Your Description Is a Sales Page, Not a Summary
Most authors write their book description as a condensed summary of what happens in the book. This is the single biggest mistake in self-published book marketing. A book description is a sales page. Its only job is to get the right reader to click Buy Now. Every sentence earns its place or gets cut.
The Anatomy of a Converting Description
- 1The Hook (1-2 sentences): Grabs the right reader. Never start with the protagonist's name. Start with the reader's emotional state.
- 2The Setup (2-3 sentences): Introduce the core conflict or problem. Be specific — vague setups kill conversions.
- 3The Stakes (2-3 sentences): What happens if the protagonist fails? This is where page-turning compulsion is created.
- 4The Close (1 sentence): Tell the reader what to do — 'Perfect for fans of [comparable author]' or a direct buy prompt.
Hook Templates That Work
- Fiction: 'She thought she had finally escaped. She was wrong.'
- Fiction: 'The marriage seemed perfect. That was the first lie.'
- Non-fiction: 'Most entrepreneurs fail in year two. Here is exactly why — and how to be the exception.'
- Non-fiction: 'The traditional job market is gone. This is what comes next.'
Keyword Placement for Amazon SEO
- Lead naturally — do not keyword-stuff. Amazon detects and de-ranks unnatural patterns.
- Front-load your strongest keywords in the first 300 characters (highest algorithmic weight)

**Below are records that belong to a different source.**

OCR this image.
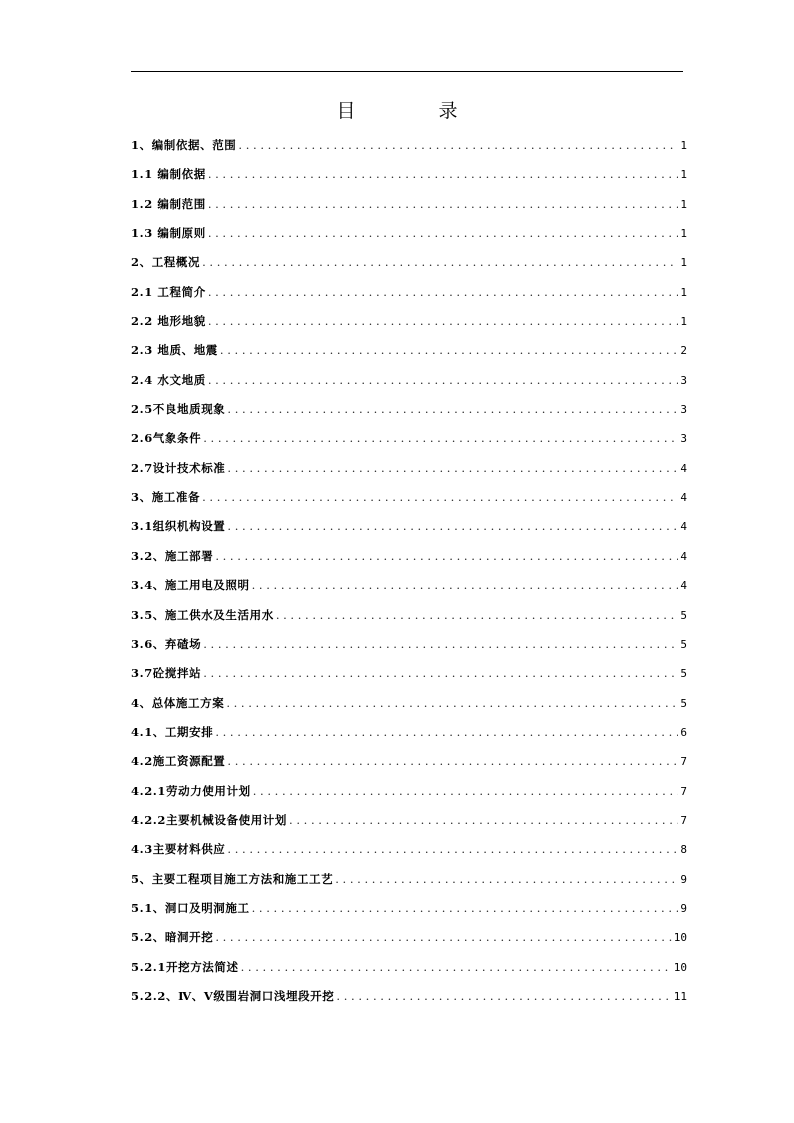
目　录
1、编制依据、范围 . . .	1
1.1 编制依据 . . .	1
1.2 编制范围 . . .	1
1.3 编制原则 . . .	1
2、工程概况 . . .	1
2.1 工程简介 . . .	1
2.2 地形地貌 . . .	1
2.3 地质、地震 . . .	2
2.4 水文地质 . . .	3
2.5不良地质现象 . . .	3
2.6气象条件 . . .	3
2.7设计技术标准 . . .	4
3、施工准备 . . .	4
3.1组织机构设置 . . .	4
3.2、施工部署 . . .	4
3.4、施工用电及照明 . . .	4
3.5、施工供水及生活用水 . . .	5
3.6、弃碴场 . . .	5
3.7砼搅拌站 . . .	5
4、总体施工方案 . . .	5
4.1、工期安排 . . .	6
4.2施工资源配置 . . .	7
4.2.1劳动力使用计划 . . .	7
4.2.2主要机械设备使用计划 . . .	7
4.3主要材料供应 . . .	8
5、主要工程项目施工方法和施工工艺 . . .	9
5.1、洞口及明洞施工 . . .	9
5.2、暗洞开挖 . . .	10
5.2.1开挖方法简述 . . .	10
5.2.2、Ⅳ、Ⅴ级围岩洞口浅埋段开挖 . . .	11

- Include sub-genre qualifiers like 'cozy mystery set in a small coastal town' rather than just 'mystery novel'
- Mirror reader search language — 'books about grief and healing' not 'character-driven literary explorations of loss'
The Five-Second Test
Show your description and cover to someone who reads your genre. Give them 5 seconds. Ask: What is this book about? Would you buy it? Who is it for? If all three answers are clear and positive, your description is working. If there is hesitation on any of them, rewrite before you publish.